La commissione bicamerale d’inchiesta sul sistema bancario ci sarà. Ieri alla Camera sono passate, con voto incrociato, tutte le distinte mozioni che chiedevano di introdurla. Il capogruppo forzista Brunetta ha salutato il voto come «una data storica e una grande vittoria di Fi, che insisteva dal 2015». Proprio perché rivendica una sorta di primogenitura in materia, Fi ha fatto sapere che chiederà la presidenza della commissione. In realtà tutti i partiti hanno votato le parti delle mozioni anche altrui che proponevano l’inchiesta parlamentare. Il governo, per bocca del sottosegretario all’Economia Baretta, si è rimesso al parere dell’aula, di fatto un semaforo verde confermato poi dallo stesso Baretta: «E’ una richiesta ragionevole».

A chiedere la commissione d’inchiesta erano Fi, Sinistra italiana, Lega, Ala, Sc. Ma la svolta è arrivata con l’ok del Pd, seguito da apposita mozione presentata dal capogruppo Rosato. Al Senato, subito prima della pausa natalizia, il Pd aveva votato contro la richiesta, avanzata allora dalla capogruppo di Si, De Petris. Ora ha invece deciso di giocare d’anticipo. Stamattina il Senato discuterà infatti la proposta M5S di istituire urgentemente una commissione specifica su Mps. Al Nazareno e a palazzo Chigi si sono resi immediatamente conto che varare il decreto per salvare Mps, riconoscendo così l’esistenza di una situazione grave e urgente, e allo stesso tempo bocciare l’inchiesta su come a tale situazione si sia arrivati sarebbe stato impossibile. Governo e Pd hanno quindi deciso di rilanciare facendo propria la richiesta ma chiedendo di allargare l’inchiesta all’intero sistema bancario. Al Senato la proposta M5S verrà così bocciata perché «inutile» dal momento che entro pochi giorni verrà approvata l’inchiesta sull’intero sistema.

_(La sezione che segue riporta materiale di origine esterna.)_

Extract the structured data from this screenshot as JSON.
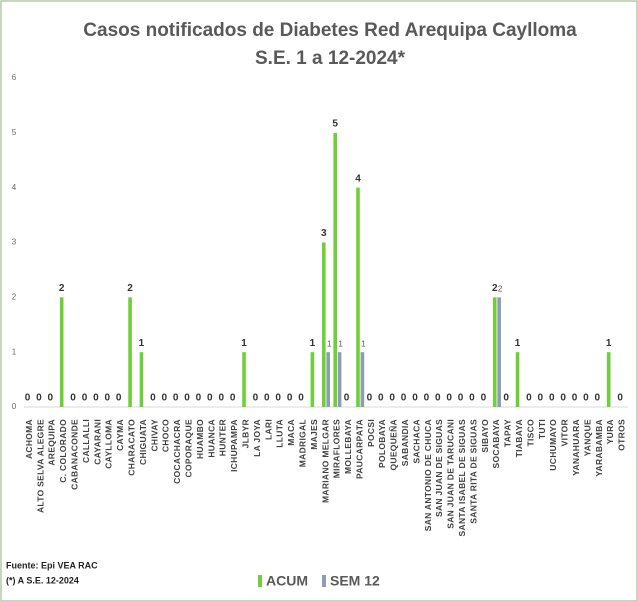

A palazzo Madama i testi depositati in commissione Finanze sono 13. L’obiettivo è portare in aula, il 31 gennaio, un testo unico che prevederà certamente la messa sotto inchiesta non solo degli amministratori e dei dirigenti degli istituti di credito in sofferenza ma anche degli enti di controllo, Consob e Bankitalia, la cui mancata vigilanza era stata al centro di critiche unanimi e severe, ma prive di esito, dopo il salvataggio di 4 banche, tra cui Etruria, da parte del governo Renzi nel 2015. Non è escluso che su questo fronte delicatissimo possa crearsi una frizione con Bankitalia che, pur avendo approvato l’idea dell’inchiesta, potrebbe negare i verbali delle ispezioni di vigilanza.

Il terreno, per il Pd, è scivoloso e pericoloso, ma al Nazareno sono convinti che tra discussione e istituzione della Commissione i tempi si dilateranno a sufficienza per rendere molto più determinante l’esito del decreto salva Mps. Anche quello è già in discussione al Senato: il suo iter proseguirà in parallelo con quello della commissione. Quasi certamente conterrà un emendamento per rendere pubblici i nomi dei principali debitori insolventi, proposta avanzata per primo dal presidente dell’Abi Patuelli. Le mozioni presentate ieri alla Camera contenevano indicazioni in questo senso, anche se, precisa il capogruppo di Si Arturo Scotto, «la nostra ipotesi era più ampia. Avremmo voluto che fossero resi noti i nomi dei principali debitori insolventi di tutte le banche in crisi». Al momento la norma invocata dal presidente dell’Abi nel decreto non c’è, ma il governo, dopo aver consultato lo stesso Patuelli, sembra deciso a inserirla.

Quando i lavori della commissione d’inchiesta si concluderanno il governo avrà dunque già affrontato la prova del salvataggio di Mps, il cui esito sarà più decisivo degli stessi risultati della commissione. Il passaggio cruciale non avverrà in Italia ma in Europa. Ieri il ministro Padoan ha incontrato il presidente di Mps Falciai e l’ad Morelli: il primo passo verso la definizione del piano industriale che dovrà essere sottoposto al vaglio della Bce. I dolori, se ci saranno, arriveranno a quel punto. Al momento la disposizione europea, come dimostra il raddoppio della ricapitalizzazione imposto dalla Bce, non è affatto conciliante.